Accounting Theory
Accounting theory is a foundational structure used to define, analyze and communicate financial information. It is often described as the language of business and is used to record, classify and summarize financial transactions in order to provide readers with information about a company’s financial position. The development of modern accounting theory began in the 19th century. Prior to this, accounting was understood to be more of an art than a science. With the development of modern accounting theory, the field has become more structured, consistent and reliable.
The primary goal of accounting theory is to improve accuracy and reliability of company financials. A key element of accounting theory is the Generally Accepted Accounting Principles (GAAP). Many countries have adopted national versions of GAAP to ensure consistency of financial information. These principles provide consistency in reporting across countries and also provide a framework for preparing financial statements.
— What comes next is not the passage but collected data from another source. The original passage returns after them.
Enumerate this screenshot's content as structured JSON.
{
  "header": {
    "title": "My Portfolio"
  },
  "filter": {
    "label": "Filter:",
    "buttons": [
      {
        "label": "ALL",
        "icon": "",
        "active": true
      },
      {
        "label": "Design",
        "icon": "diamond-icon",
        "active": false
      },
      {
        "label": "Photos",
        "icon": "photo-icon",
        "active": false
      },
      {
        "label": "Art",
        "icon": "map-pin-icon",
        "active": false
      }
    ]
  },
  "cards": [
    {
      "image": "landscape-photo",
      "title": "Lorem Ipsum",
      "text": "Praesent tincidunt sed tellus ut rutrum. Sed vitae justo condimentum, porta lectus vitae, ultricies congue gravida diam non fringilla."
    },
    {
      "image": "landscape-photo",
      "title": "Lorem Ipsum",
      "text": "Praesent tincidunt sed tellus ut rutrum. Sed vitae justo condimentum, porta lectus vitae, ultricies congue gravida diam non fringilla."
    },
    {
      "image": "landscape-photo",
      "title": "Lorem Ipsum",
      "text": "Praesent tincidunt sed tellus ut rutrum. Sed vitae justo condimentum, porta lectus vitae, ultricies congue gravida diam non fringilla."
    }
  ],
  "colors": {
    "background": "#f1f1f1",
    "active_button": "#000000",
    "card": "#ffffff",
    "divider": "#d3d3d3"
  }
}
Financial statements are the primary output of financial accounting. The three major financial statements are the balance sheet, income statement and statement of cash flows.
The balance sheet is a report that provides a snapshot of a company’s financial position at a particular point in time. It consists of three sections: assets, liabilities and equity. Assets are resources owned by a company that can be converted into cash. Liabilities are the obligations of a company and equity represents the legal ownership of a company. The balance sheet must balance out – the total of all assets equal the total of all liabilities and equity.
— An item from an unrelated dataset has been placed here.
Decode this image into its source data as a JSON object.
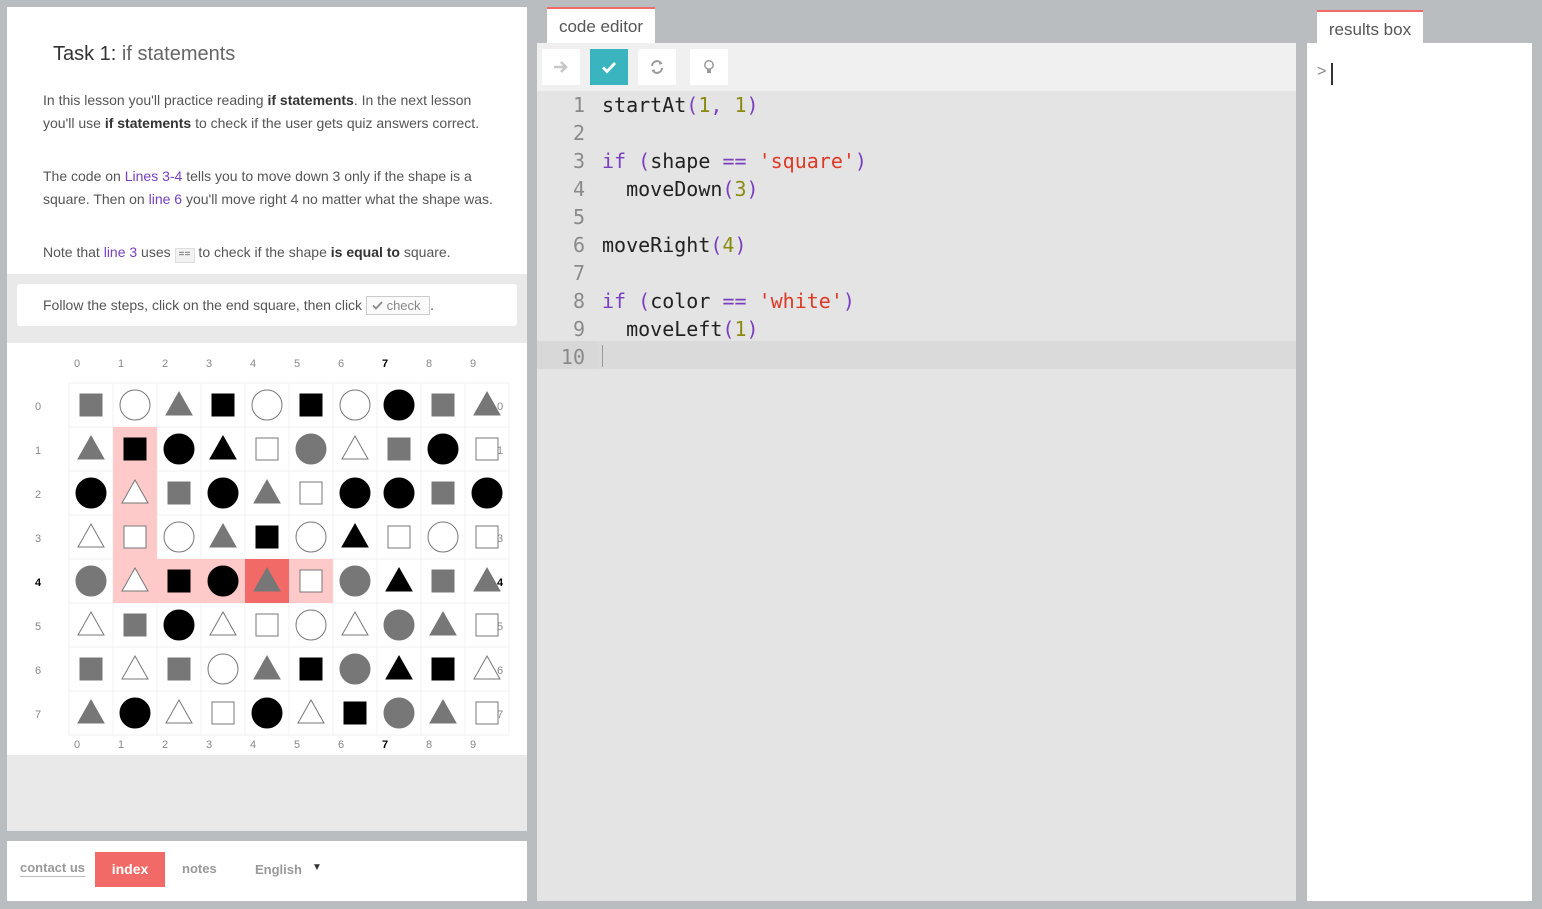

The income statement is also known as the profit and loss statement, statement of financial results or the statement of operations. It summarizes a company’s revenue, expenses and profits over a period of time, typically a fiscal quarter or year. The statement of cash flows reports the cash inflows and outflows of a company during a certain period of time. It is used to assess a company’s liquidity and solvency.
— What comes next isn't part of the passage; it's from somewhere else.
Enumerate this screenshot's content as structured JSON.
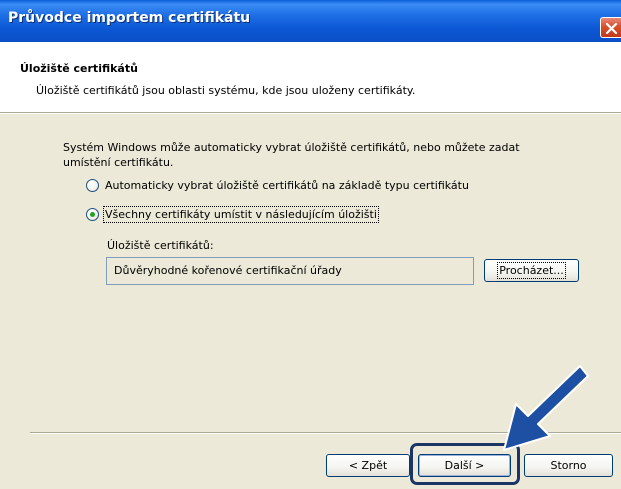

Accounting theory also covers disclosure. Disclosure is the practice of providing additional information to supplement a company’s present financial information. This can include notes to the financial statements and reports on specific assets and liabilities. Many countries require disclosure of certain information to ensure that investors and other stakeholders have access to information that enables them to make informed decisions.
Accounting theory is a broad field that encompasses accounting methods, reporting practices, disclosure standards and auditing procedures. Companies’ financial information must adhere to these principles in order to be accurate and consistent with one another. Therefore, accounting theory plays a critical role in the world of business.